In 1972, I got a phone call in Baltimore from a man saying he had a message for me from my Chicago police friends, Hutch and Duke. It was too important to discuss on the telephone. Could I meet him in Washington? I went to the hotel he named as our meeting place. When I got there, he said he had rented a room: we could not talk in a public area. We had to wait for an empty elevator to go up to the room—he refused to get on one with other people. When we got there, he patted me down to make sure I had no gun. Then he pulled the shades down, went to the bed in the corner, sat on it, edged himself back into the corner (“I always keep my back to a wall”), pulled out a pistol, and laid it on the bed beside him.

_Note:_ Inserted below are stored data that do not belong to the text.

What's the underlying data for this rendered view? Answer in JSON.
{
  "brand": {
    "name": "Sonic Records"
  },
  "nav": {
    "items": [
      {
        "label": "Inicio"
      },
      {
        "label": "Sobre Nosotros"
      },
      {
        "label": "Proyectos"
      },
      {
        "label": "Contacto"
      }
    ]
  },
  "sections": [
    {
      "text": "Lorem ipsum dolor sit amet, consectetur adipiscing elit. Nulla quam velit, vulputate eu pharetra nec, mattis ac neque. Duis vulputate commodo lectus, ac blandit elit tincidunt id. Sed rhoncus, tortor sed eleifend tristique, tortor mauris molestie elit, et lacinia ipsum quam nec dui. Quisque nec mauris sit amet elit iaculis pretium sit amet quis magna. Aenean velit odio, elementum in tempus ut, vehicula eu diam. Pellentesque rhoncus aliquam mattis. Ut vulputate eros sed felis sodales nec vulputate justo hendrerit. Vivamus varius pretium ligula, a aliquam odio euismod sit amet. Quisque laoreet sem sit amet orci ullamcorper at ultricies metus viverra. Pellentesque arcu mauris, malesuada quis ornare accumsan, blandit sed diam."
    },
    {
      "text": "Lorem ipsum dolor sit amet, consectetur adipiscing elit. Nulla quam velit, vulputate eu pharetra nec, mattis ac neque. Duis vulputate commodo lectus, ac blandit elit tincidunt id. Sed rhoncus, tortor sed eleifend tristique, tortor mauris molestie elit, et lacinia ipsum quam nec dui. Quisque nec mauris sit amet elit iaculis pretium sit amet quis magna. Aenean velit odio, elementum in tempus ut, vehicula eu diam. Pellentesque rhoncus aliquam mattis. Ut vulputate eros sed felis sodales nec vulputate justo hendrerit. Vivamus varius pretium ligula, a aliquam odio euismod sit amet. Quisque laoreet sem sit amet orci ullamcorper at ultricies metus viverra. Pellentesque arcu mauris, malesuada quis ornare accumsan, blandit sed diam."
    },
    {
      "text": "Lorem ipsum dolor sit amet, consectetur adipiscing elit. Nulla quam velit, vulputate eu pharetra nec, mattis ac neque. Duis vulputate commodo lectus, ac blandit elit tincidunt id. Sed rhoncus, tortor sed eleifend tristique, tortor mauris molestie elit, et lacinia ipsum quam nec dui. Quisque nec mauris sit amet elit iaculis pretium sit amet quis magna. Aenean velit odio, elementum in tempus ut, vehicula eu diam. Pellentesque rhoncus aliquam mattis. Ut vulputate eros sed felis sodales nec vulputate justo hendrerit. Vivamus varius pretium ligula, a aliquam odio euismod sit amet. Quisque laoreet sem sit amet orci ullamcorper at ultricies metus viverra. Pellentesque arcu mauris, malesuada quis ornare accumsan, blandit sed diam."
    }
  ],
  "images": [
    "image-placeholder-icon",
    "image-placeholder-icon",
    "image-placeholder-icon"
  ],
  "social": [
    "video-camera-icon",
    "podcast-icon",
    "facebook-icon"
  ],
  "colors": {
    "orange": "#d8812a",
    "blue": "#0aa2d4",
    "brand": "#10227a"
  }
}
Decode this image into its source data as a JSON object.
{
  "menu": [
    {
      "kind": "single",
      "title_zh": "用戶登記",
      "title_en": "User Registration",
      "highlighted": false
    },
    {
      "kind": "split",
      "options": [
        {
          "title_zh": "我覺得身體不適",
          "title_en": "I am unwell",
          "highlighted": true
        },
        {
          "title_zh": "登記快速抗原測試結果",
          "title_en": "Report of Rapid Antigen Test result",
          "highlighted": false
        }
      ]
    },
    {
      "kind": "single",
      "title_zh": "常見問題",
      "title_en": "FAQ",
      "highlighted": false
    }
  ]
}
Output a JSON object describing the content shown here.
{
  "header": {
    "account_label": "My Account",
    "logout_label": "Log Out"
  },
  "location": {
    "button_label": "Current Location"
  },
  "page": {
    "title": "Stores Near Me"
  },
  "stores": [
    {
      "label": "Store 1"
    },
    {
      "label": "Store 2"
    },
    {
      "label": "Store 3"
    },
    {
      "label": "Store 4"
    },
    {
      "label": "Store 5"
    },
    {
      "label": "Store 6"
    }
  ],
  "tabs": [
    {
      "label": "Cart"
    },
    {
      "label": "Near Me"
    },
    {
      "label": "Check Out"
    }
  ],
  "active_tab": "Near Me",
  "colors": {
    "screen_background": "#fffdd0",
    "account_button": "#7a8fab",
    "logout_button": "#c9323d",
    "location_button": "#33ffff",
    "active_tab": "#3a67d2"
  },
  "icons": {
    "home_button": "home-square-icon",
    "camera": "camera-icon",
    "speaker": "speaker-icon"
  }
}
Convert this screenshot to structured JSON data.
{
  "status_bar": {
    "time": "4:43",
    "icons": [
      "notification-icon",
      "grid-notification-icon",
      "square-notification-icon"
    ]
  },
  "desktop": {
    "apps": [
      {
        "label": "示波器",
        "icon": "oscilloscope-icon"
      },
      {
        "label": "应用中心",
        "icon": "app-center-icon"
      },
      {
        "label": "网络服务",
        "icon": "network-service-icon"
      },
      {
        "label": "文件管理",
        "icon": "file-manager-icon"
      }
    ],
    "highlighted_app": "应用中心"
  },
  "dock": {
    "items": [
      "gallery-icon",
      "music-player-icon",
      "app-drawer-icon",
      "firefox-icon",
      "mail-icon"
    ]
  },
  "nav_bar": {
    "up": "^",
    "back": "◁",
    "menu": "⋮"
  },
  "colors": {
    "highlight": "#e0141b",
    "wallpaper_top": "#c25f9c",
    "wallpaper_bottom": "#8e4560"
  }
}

I was surprised when I met this fellow, since he was white, and Hutch and Duke had told me there were few whites other than Joe Woods that they would ever trust. But the man assured me he was a constant adviser to my friends—in fact, he knew all the black leaders (including “the two Big Jims,” James Farmer and James Bevel)—and was a full-time protector of the civil rights movement. Indeed, he was forming an elite paramilitary troop to step in when riots occurred, to keep police from mowing down the blacks. He wanted me to be the chronicler of his efforts—it was Jim Bevel time all over again. But this man was even crazier. He held me for three hours spinning his fantasies of power. He claimed that Nelson Rockefeller would be the patron of his squad, and that this would make Rockefeller president. He and I would prove to be kingmakers. Every time I tried to get up and leave, he put his hand on his gun—now I knew too much about his plans for him to let me go until I joined the cause. At last, promising to give his ideas the most careful thought, I got free. Luckily, I never heard from him again. I did not call on Hutch or Duke to see if they were buying this man’s nonsense. I did not have the heart to do it, since I feared they might be. In all the odd things I witnessed during those turbulent years, this was the oddest. Like Bevel, this man dismissed me when he could not bully me into his scheme.